Family courts have the authority to release children to the custody of parents in cases where Criminal Court orders of protection forbid child-parent contact but also contemplate future amendments by the Family Court overseeing the case, a Brooklyn appellate court has ruled.
“The Family Court has the unique resources to effectuate and determine the best interests of the children, and its authority to do so should not be circumscribed by a Criminal Court order of protection which expressly contemplates future amendment of its terms by a subsequent Family Court order pertaining to custody and visitation,” Justice John Leventhal (See Profile) of the Appellate Division, Second Department, wrote for a unanimous panel in Matter of Brianna L., 2012-05594, reversing a lower court.
With the underlying case already resolved by the time of the Dec. 26 decision, the Second Department still opted to rule on the matter calling the legal issues “important” and “likely to recur.”
The case arises from Marie A.’s guilty plea in Queens Criminal Court for endangering the welfare of a child in connection to her alleged beating of her then 6-year-old son, Elijah.
Marie was ordered to attend a parenting skills course and anger management program. She also had an order of protection entered against her in Queens Criminal Court that barred any contact with Elijah for five years.
New York City’s Administration for Children’s Services (ACS) then initiated neglect proceedings against Marie in Queens Family Court.
But the agency later submitted a report showing Marie had attended the court-ordered programs and “was capable of caring for” Elijah and his older sister, Brianna.
The Criminal Court order of protection was amended to bar Marie from any contact with Elijah—but included the phrase “Subject to Family Court.”
In May 2012, Queens Family Court Judge Marybeth Richroath (See Profile) ruled the phrase was “shorthand” for “subject to subsequent Family Court orders of protection and visitation.”
Still, Richroath said, the language did not give her “jurisdiction to, in essence, overrule the Criminal Court, and return custody of the protected party to the [mother].”
Though it would have been in the children’s best interests to return to Marie, Richroath said the order of protection’s wording foreclosed that possibility.
As a result, she ordered the children be released to the custody of their father. Additionally, she said Elijah could not have unsupervised visitation or overnight visits with Marie.
Both the children and mother appealed.
After the appeal was filed, the Criminal Court issued another protection order that, among other things, deleted the problematic stay-away clauses.
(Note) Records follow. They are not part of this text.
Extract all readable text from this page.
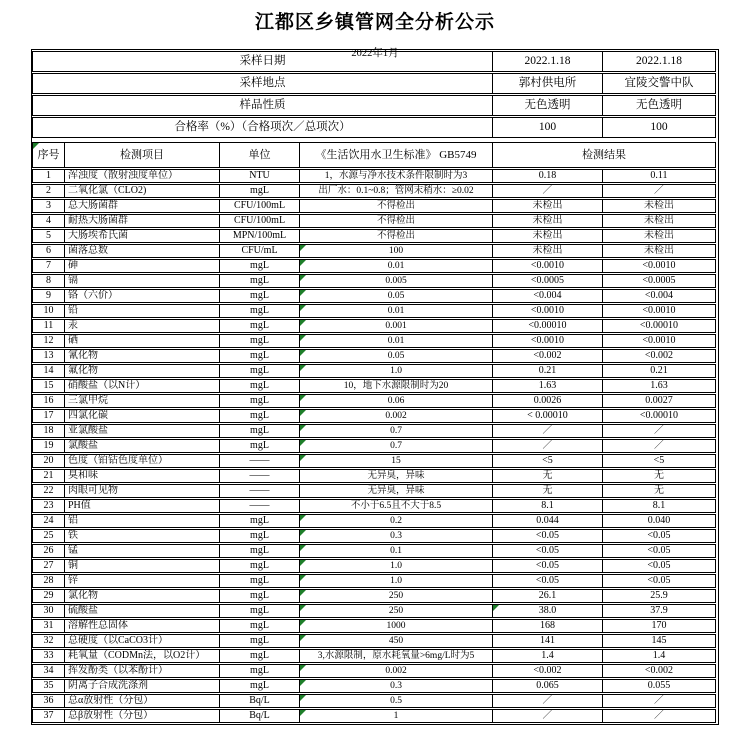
江都区乡镇管网全分析公示
2022年1月
采样日期	2022.1.18	2022.1.18
采样地点	郭村供电所	宜陵交警中队
样品性质	无色透明	无色透明
合格率（%）（合格项次／总项次）	100	100
序号	检测项目	单位	《生活饮用水卫生标准》 GB5749	检测结果	
1	浑浊度（散射浊度单位）	NTU	1，水源与净水技术条件限制时为3	0.18	0.11
2	二氧化氯（CLO2)	mgL	出厂水：0.1~0.8；管网末稍水：≥0.02	／	／
3	总大肠菌群	CFU/100mL	不得检出	未检出	未检出
4	耐热大肠菌群	CFU/100mL	不得检出	未检出	未检出
5	大肠埃希氏菌	MPN/100mL	不得检出	未检出	未检出
6	菌落总数	CFU/mL	100	未检出	未检出
7	砷	mgL	0.01	<0.0010	<0.0010
8	镉	mgL	0.005	<0.0005	<0.0005
9	铬（六价）	mgL	0.05	<0.004	<0.004
10	铅	mgL	0.01	<0.0010	<0.0010
11	汞	mgL	0.001	<0.00010	<0.00010
12	硒	mgL	0.01	<0.0010	<0.0010
13	氰化物	mgL	0.05	<0.002	<0.002
14	氟化物	mgL	1.0	0.21	0.21
15	硝酸盐（以N计）	mgL	10，地下水源限制时为20	1.63	1.63
16	三氯甲烷	mgL	0.06	0.0026	0.0027
17	四氯化碳	mgL	0.002	< 0.00010	<0.00010
18	亚氯酸盐	mgL	0.7	／	／
19	氯酸盐	mgL	0.7	／	／
20	色度（铂钴色度单位）	——	15	<5	<5
21	臭和味	——	无异臭，异味	无	无
22	肉眼可见物	——	无异臭，异味	无	无
23	PH值	——	不小于6.5且不大于8.5	8.1	8.1
24	铝	mgL	0.2	0.044	0.040
25	铁	mgL	0.3	<0.05	<0.05
26	锰	mgL	0.1	<0.05	<0.05
27	铜	mgL	1.0	<0.05	<0.05
28	锌	mgL	1.0	<0.05	<0.05
29	氯化物	mgL	250	26.1	25.9
30	硫酸盐	mgL	250	38.0	37.9
31	溶解性总固体	mgL	1000	168	170
32	总硬度（以CaCO3计）	mgL	450	141	145
33	耗氧量（CODMn法，以O2计）	mgL	3,水源限制，原水耗氧量>6mg/L时为5	1.4	1.4
34	挥发酚类（以苯酚计）	mgL	0.002	<0.002	<0.002
35	阴离子合成洗涤剂	mgL	0.3	0.065	0.055
36	总α放射性（分包）	Bq/L	0.5	／	／
37	总β放射性（分包）	Bq/L	1	／	／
Consequently, Richroath allowed the children to be released to Marie.
The appellants acknowledged the turn of events rendered the case academic, but requested the Second Department to rule on the matter, which it agreed to do.
In his decision, Leventhal said Family Court is “uniquely situated” to issue rulings consistent with a child’s best interests, for example having the power to order a child’s examination in connection with protective proceedings.
Moreover, in such proceedings, attorneys are appointed for the children.
“In contrast, Elijah was unrepresented in the criminal proceeding,” Leventhal noted. He also pointed out that Family Court had access to an ACS report on Marie’s capacity as a parent.
“For these reasons, it is clear that it is the Family Court, not the Criminal Court, which is both empowered and best suited, following a dispositional hearing in a child protective proceeding, to select the dispositional alternative which is most consistent with the best interests of the children before it,” Leventhal said.
On appeal, the children were represented by Tamara Steckler and Claire Merkine of the Legal Aid Society.
Judith Waksberg, director of appeals for Legal Aid’s Juvenile Rights Practice, said she was “happy” the Second Department “recognized” questions of custody and visitation were meant for the Family Court.
Waksberg could not estimate the frequency with which these issues arise, but noted she had another appeal pending before the Second Department on the same legal question.
Marie was represented pro bono by Erika Stallings and Margaret Dale of Proskauer Rose.
Stallings, who argued the case, welcomed the decision, saying that prior to the appeal a common practice was the issuance of a Criminal Court order of protection with similar clauses written in to give Family Court judges leeway as their own proceedings continued.
The lower court’s ruling was “a big departure from how things were done for so long,” she said.
“We’re just very happy with how it came out. If it had gone the other, way, it would have impacted a lot of families,” Stallings said.
At trial, Marie was represented by Matthew Wolf of the Center for Family Representation.